Howdy ho,

So no one answered my question from the email entitled "Calculating In-Degree using R MapReduce over Hadoop."

"Can you tell me how to calculate a graph's degree distribution? --- HINT: its this MapReduce job composed with another."

As we saw before, this is how you calculate the in-degree for every vertex in the graph. Lets do it again, but this time, over a larger random graph -- 100 vertices and 10,000 edges.

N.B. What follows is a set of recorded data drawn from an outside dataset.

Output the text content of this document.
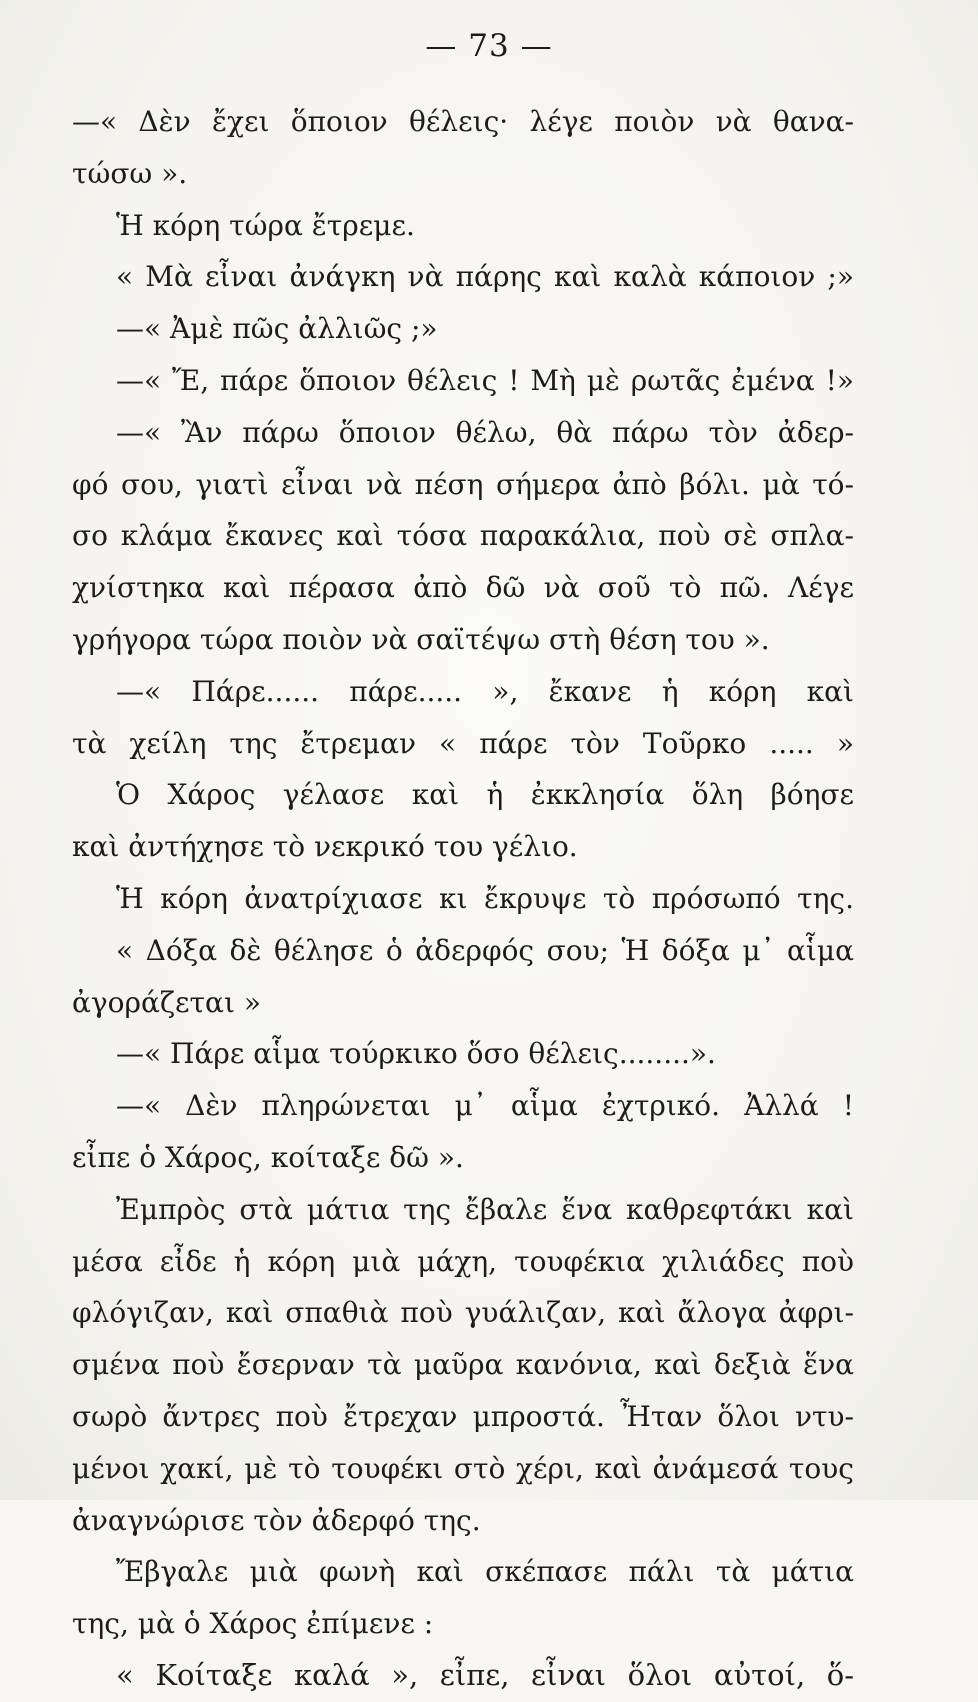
— 73 —
—« Δὲν ἔχει ὅποιον θέλεις· λέγε ποιὸν νὰ θανα-
τώσω ».
Ἡ κόρη τώρα ἔτρεμε.
« Μὰ εἶναι ἀνάγκη νὰ πάρης καὶ καλὰ κάποιον ;»
—« Ἀμὲ πῶς ἀλλιῶς ;»
—« Ἔ, πάρε ὅποιον θέλεις ! Μὴ μὲ ρωτᾶς ἐμένα !»
—« Ἂν πάρω ὅποιον θέλω, θὰ πάρω τὸν ἀδερ-
φό σου, γιατὶ εἶναι νὰ πέση σήμερα ἀπὸ βόλι. μὰ τό-
σο κλάμα ἔκανες καὶ τόσα παρακάλια, ποὺ σὲ σπλα-
χνίστηκα καὶ πέρασα ἀπὸ δῶ νὰ σοῦ τὸ πῶ. Λέγε
γρήγορα τώρα ποιὸν νὰ σαϊτέψω στὴ θέση του ».
—« Πάρε...... πάρε..... », ἔκανε ἡ κόρη καὶ
τὰ χείλη της ἔτρεμαν « πάρε τὸν Τοῦρκο ..... »
Ὁ Χάρος γέλασε καὶ ἡ ἐκκλησία ὅλη βόησε
καὶ ἀντήχησε τὸ νεκρικό του γέλιο.
Ἡ κόρη ἀνατρίχιασε κι ἔκρυψε τὸ πρόσωπό της.
« Δόξα δὲ θέλησε ὁ ἀδερφός σου; Ἡ δόξα μ᾽ αἷμα
ἀγοράζεται »
—« Πάρε αἷμα τούρκικο ὅσο θέλεις........».
—« Δὲν πληρώνεται μ᾽ αἷμα ἐχτρικό. Ἀλλά !
εἶπε ὁ Χάρος, κοίταξε δῶ ».
Ἐμπρὸς στὰ μάτια της ἔβαλε ἕνα καθρεφτάκι καὶ
μέσα εἶδε ἡ κόρη μιὰ μάχη, τουφέκια χιλιάδες ποὺ
φλόγιζαν, καὶ σπαθιὰ ποὺ γυάλιζαν, καὶ ἄλογα ἀφρι-
σμένα ποὺ ἔσερναν τὰ μαῦρα κανόνια, καὶ δεξιὰ ἕνα
σωρὸ ἄντρες ποὺ ἔτρεχαν μπροστά. Ἦταν ὅλοι ντυ-
μένοι χακί, μὲ τὸ τουφέκι στὸ χέρι, καὶ ἀνάμεσά τους
ἀναγνώρισε τὸν ἀδερφό της.
Ἔβγαλε μιὰ φωνὴ καὶ σκέπασε πάλι τὰ μάτια
της, μὰ ὁ Χάρος ἐπίμενε :
« Κοίταξε καλά », εἶπε, εἶναι ὅλοι αὐτοί, ὅ-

> graph <- matrix(sample.int(100,10000,replace=TRUE),ncol=2)

> graph[1:5,]

[,1] [,2]

[1,] 97 4

[2,] 87 63

[3,] 9 79

[4,] 92 62

[5,] 22 77

> x <- to.dfs(graph)

> y <- mapreduce(x, map=function(k,v) keyval(v[2],1), reduce=function(k,v) keyval(k, length(v)))

The variable y is a reference to an HDFS file that has the in-degree of every vertex. We can then use this result to produce a degree distribution. First, what is a degree distribution? It is the histogram/density of the various degrees -- i.e. how many nodes have a degree of 1? of 2? of 3? of 4? etc.... This is the MapReduce job that does the trick.

> z <- mapreduce(y, map=function(k,v) keyval(v,1), reduce=function(k,v) keyval(k, length(v)))

MAP: Take all the vertex degrees and emit each degree with the the value 1.

REDUCE: Take all the degrees and their list of 1s and count their list -- that is the distribution for each degree.

Now lets plot this in R. First we load the distribution into memory (which is much smaller than the graph.

> dist <- from.dfs(z)

> length(dist)

[1] 27

> hist(matrix(c(as.numeric(keys(dist)),as.numeric(values(dist))),nrow=2),breaks=10,main="Random Graph Degree Distribution",xlab="in-degree")